The original intent with crossbar exchanges was that the electronic cards (e.g., MFC equipment) would be sent back to Ericsson for repair. However as the crossbar rollout progressed, and thus the volume of faulty electronic cards grew, the PMG/Telecom had problems with Ericsson. Their turn around was slow and cards often came back still faulty. Also, some cards, doing things required in our network that Ericsson Sweden had not anticipated, were designed by EDC, and I guess Ericsson didn't want to know about them.
Consequently, I and some colleagues were asked to set up a telephone exchange circuit board repair centre in Perth. Due to the volume of board types coming in for repair (let's face it, both Ericsson and EDC-designed boards were designed and built to the most abysmal quality standards), we did it on a semi-production line basis. We had jigs for each board type - plug in a board, and the jig's meters & lights would tell you what was wrong. I designed and built a lot of those jigs.
About the most common fault on Ericsson-manufactured circuit boards was faulty electrolytic capacitors. This was partly because they always used 63 VW capacitors even when they had only a few volts on them (electrolytic capacitors require a "working voltage" to maintain the dielectric layer), and partly because they used their own brand capacitor, which was the worst in the industry. We replaced them with Japanese Elna capacitors, or, sometimes, Philips capacitors. Those old Elna capacitors were very good. I'm still using stereo equipment and test gear I built at home in the 1970's using Elna electrolytics, and they've never gone faulty. The Philips capacitors were pretty damm good too. I have some I purchased for my electronics hobby when I was still at school (1960's), and they still test good. Ducon brand was disgusting.
Pretty soon, after our crossbar PCB repair facility had been established, we got a nasty memo from EDC, telling us we were bad boys for using cheap consumer grade capacitors instead of qualified/certified/approved industrial or military grade parts. Backed by our experience, we naturally replied "Prove there is a better option, otherwise get stuffed." Well, words to that effect anyway.
About a year went past. Then I got a personally delivered copy of a report done by EDC. They had, with the assistance of TRL, done an accelerated life test of various brands of electrolytic capacitors. They had temperature cycled them, applied voltage & current stress cycles, vibration tested them, pulled them apart, and examined them microscopically - a quite thorough job. They only tested certified industrial and military grade capacitors, and did not test any consumer grade parts. But they did show that the Ericsson brand was not the best. One of the very best in the tests was a particular type of Philips capacitor - not the "consumer grade" ones we had been using.
I thought, well, as the report shows which is best, I might as well be a good boy and do what I'm told by the TRL and EDC experts. So I rang up Elcoma (the local agents for Philips electronic parts) and enquired about price and availability of the relevant part numbers.

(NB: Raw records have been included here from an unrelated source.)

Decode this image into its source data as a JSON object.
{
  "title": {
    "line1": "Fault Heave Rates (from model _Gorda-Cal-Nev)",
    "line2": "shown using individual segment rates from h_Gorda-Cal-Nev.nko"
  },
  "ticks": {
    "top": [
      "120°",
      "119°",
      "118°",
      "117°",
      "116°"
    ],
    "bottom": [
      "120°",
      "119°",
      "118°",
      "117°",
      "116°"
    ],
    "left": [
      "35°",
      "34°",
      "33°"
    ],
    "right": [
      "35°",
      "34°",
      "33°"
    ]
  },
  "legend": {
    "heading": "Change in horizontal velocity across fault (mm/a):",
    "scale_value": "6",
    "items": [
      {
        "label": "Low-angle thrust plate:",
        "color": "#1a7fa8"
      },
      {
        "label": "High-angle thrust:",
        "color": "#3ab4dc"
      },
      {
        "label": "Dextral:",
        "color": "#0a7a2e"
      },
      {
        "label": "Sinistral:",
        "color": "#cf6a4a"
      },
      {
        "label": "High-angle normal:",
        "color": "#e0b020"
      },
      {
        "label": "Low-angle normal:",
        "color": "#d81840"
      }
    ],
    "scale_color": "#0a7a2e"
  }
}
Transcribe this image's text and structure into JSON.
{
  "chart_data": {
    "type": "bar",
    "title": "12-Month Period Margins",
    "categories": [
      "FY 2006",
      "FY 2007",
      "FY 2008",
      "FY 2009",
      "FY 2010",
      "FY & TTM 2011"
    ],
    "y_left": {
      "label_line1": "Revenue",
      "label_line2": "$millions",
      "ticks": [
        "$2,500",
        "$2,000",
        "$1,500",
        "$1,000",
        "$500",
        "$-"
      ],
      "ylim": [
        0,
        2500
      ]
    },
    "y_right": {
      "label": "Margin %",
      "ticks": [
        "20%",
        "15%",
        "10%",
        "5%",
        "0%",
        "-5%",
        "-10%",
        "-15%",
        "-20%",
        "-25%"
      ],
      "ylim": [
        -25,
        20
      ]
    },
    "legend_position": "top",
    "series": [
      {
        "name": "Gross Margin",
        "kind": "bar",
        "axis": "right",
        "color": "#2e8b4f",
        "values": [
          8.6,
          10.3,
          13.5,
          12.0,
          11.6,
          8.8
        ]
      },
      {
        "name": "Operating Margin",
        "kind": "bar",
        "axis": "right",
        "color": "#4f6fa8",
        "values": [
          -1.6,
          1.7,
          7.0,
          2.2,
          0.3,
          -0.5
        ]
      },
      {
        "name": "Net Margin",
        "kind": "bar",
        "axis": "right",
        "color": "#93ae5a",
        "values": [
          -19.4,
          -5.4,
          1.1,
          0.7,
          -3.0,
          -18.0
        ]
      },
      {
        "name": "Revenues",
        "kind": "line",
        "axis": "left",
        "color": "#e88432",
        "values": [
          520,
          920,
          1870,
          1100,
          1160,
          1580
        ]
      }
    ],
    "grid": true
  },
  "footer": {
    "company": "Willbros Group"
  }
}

The Elcoma chap said he had not heard of those part numbers, and they were not in the catalogue. I explained that these were high-reliability parts that TRL/EDC had tested, and had told us to use. He then said, "Ok I'll telex Holland and find out the score."
A few days later, the Elcoma man rang me back. He said "I have a telex reply from Holland. The capacitor you want was withdrawn from production three years ago. They were able to fill an order about a year ago for Telecom Research Melbourne from stock on hand. No stock is left. These capacitors were introduced some years ago for applications requiring higher reliability and longer life than the then standard production capacitors. But they have been withdrawn, as improvements in standard production since then have meant that the standard capacitor now has reliability and life better than the former special production."